J25.4 Developing an Early Warning for Onset of Allergenic Pollen Season

Tuesday, 9 January 2018: 11:15 AM
Room 17B (ACC) (Austin, Texas)
Fiona Lo, Univ. of Washington, Seattle, WA; and C. M. Bitz and J. J. Hess

Allergic rhinitis, also known as hay fever, is estimated to affect 10-30% of adults in the U.S. and 40% of children. An early warning of the onset of the pollen season is useful as allergies triggered by pollen can be mitigated by prophylactically taking medication 1-4 weeks before the beginning of the pollen season. It is known that temperature and precipitation affect the phenology of plants. Our research characterizes the temporal patterns of pollen in the atmosphere and how it relates to weather and climate. From this, we demonstrate the feasibility of an early warning forecast of the onset of the pollen season based on temperature and precipitation.

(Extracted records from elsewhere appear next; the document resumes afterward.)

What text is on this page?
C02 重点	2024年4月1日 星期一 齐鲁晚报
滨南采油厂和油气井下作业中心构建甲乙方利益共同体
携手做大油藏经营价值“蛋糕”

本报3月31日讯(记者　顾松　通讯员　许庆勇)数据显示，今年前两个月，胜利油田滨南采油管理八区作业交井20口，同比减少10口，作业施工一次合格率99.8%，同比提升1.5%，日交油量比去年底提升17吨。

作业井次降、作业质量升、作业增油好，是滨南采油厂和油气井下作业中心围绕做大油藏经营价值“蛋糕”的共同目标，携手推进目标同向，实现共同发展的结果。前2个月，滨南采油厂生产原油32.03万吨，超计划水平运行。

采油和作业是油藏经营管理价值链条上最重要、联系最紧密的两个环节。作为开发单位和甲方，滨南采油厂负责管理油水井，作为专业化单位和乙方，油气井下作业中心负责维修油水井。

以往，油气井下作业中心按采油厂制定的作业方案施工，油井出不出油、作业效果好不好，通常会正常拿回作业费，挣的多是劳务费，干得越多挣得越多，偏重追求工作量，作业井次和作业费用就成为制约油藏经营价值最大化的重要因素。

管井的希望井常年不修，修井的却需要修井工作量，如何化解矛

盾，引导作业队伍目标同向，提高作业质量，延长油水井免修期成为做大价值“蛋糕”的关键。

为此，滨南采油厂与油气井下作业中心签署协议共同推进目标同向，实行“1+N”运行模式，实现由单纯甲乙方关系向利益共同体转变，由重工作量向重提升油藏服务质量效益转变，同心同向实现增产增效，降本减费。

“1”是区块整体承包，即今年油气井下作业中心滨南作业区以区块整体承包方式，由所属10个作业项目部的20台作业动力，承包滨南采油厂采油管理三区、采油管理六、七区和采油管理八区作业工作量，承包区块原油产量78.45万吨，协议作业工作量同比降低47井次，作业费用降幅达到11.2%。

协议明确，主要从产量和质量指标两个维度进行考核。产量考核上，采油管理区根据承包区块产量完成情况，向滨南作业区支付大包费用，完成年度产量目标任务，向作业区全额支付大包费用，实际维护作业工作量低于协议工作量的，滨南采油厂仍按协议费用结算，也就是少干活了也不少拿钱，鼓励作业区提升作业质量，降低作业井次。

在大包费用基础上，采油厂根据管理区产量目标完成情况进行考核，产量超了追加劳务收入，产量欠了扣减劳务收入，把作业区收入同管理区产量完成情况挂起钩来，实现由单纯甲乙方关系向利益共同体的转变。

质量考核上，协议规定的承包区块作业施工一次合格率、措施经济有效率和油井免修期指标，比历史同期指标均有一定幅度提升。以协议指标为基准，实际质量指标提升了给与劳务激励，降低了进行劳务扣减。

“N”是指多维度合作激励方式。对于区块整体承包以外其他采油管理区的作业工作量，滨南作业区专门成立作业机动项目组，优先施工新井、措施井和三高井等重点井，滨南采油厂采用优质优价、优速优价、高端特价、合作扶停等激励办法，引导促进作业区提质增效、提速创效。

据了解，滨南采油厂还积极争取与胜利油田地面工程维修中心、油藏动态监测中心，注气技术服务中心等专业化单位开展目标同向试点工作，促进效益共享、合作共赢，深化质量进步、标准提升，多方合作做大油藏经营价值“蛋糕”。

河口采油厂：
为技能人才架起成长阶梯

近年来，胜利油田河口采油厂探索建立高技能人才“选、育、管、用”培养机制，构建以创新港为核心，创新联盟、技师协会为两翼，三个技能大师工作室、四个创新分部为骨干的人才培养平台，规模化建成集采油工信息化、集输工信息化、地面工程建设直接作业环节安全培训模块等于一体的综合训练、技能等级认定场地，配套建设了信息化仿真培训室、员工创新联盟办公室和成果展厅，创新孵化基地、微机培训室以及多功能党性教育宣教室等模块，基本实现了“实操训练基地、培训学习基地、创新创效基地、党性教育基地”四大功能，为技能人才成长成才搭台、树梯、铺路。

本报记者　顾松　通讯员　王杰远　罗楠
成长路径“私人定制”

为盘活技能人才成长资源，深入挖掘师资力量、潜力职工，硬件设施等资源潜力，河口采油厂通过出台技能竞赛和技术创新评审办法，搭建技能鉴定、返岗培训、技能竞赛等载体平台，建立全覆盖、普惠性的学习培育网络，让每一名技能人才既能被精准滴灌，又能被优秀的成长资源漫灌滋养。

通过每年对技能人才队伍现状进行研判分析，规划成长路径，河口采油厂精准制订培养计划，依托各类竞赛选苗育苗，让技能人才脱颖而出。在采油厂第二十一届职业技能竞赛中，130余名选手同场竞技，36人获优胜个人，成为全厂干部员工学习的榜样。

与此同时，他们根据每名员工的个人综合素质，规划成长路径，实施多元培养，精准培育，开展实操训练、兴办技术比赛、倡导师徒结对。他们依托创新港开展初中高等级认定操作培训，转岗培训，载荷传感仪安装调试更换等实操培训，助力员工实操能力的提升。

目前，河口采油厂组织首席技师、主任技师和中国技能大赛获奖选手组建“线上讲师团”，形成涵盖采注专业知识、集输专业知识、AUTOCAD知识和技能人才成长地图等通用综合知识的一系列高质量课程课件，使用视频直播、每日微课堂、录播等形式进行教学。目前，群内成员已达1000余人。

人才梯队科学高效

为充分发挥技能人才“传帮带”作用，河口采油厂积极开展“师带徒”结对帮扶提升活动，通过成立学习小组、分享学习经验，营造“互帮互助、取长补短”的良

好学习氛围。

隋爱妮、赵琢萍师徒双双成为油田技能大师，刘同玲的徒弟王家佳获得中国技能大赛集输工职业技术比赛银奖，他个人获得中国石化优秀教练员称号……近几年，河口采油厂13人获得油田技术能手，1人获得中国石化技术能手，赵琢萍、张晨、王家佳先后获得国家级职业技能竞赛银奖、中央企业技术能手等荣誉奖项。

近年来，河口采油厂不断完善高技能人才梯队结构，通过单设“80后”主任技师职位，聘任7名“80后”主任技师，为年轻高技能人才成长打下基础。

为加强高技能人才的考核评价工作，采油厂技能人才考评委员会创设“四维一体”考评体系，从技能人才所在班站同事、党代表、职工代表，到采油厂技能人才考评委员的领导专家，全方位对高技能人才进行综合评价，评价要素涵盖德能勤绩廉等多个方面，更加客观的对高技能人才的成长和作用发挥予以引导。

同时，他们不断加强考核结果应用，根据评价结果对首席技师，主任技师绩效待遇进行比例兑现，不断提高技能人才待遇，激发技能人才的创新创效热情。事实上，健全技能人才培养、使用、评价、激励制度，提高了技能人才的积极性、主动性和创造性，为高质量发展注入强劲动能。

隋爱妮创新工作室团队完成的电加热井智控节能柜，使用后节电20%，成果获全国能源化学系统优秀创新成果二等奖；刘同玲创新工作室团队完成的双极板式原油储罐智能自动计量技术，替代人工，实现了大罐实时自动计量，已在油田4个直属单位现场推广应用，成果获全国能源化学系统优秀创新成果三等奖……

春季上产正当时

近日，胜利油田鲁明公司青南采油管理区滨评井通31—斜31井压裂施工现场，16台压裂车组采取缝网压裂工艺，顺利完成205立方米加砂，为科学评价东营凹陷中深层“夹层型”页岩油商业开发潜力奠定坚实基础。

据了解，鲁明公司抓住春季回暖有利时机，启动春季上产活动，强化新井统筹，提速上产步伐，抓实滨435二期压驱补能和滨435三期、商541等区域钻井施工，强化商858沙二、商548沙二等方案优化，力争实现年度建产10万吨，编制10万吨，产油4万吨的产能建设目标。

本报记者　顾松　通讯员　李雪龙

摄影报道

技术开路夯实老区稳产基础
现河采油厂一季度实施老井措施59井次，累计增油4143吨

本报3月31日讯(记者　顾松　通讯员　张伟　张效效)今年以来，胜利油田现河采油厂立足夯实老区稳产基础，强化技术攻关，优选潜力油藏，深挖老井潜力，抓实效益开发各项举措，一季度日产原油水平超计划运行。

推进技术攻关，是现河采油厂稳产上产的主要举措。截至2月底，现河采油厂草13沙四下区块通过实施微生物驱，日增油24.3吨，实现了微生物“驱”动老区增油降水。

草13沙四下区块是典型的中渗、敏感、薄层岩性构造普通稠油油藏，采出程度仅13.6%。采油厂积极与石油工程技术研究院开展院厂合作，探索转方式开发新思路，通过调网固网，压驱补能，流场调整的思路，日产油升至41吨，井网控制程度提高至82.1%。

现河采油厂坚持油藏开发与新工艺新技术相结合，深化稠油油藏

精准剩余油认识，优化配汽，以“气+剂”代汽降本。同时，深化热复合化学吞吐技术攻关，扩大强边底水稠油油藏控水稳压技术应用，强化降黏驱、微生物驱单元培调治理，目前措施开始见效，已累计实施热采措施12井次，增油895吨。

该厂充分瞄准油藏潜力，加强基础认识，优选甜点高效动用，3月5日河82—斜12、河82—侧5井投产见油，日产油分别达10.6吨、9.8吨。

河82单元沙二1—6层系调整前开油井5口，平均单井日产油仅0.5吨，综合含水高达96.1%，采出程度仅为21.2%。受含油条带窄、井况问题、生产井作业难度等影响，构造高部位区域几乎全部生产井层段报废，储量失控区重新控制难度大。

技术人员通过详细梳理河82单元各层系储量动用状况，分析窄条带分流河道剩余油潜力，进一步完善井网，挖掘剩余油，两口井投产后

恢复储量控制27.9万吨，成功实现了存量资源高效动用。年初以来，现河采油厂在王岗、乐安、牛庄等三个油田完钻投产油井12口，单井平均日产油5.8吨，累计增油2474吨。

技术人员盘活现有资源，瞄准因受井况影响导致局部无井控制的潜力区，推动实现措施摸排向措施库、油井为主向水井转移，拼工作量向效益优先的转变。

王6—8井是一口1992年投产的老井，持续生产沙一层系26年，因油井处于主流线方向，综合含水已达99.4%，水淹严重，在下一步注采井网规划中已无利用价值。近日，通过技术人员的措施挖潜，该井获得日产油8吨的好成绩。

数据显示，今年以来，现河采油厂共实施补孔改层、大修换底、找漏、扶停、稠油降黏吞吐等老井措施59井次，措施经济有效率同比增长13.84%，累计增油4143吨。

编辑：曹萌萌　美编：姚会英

This study relates observed pollen counts from 51 stations in the US from 2003 to 2016 to the timing of vegetation green-up recorded remotely from MODIS. These measures are used together to identify the onset of the pollen season, which is subsequently compared with lagged correlation to monthly temperature and precipitation from MERRA2 reanalysis. The use of observations from MODIS offers the potential to spatially expand beyond the station data to the kilometer grid scale of the remote sensing observations.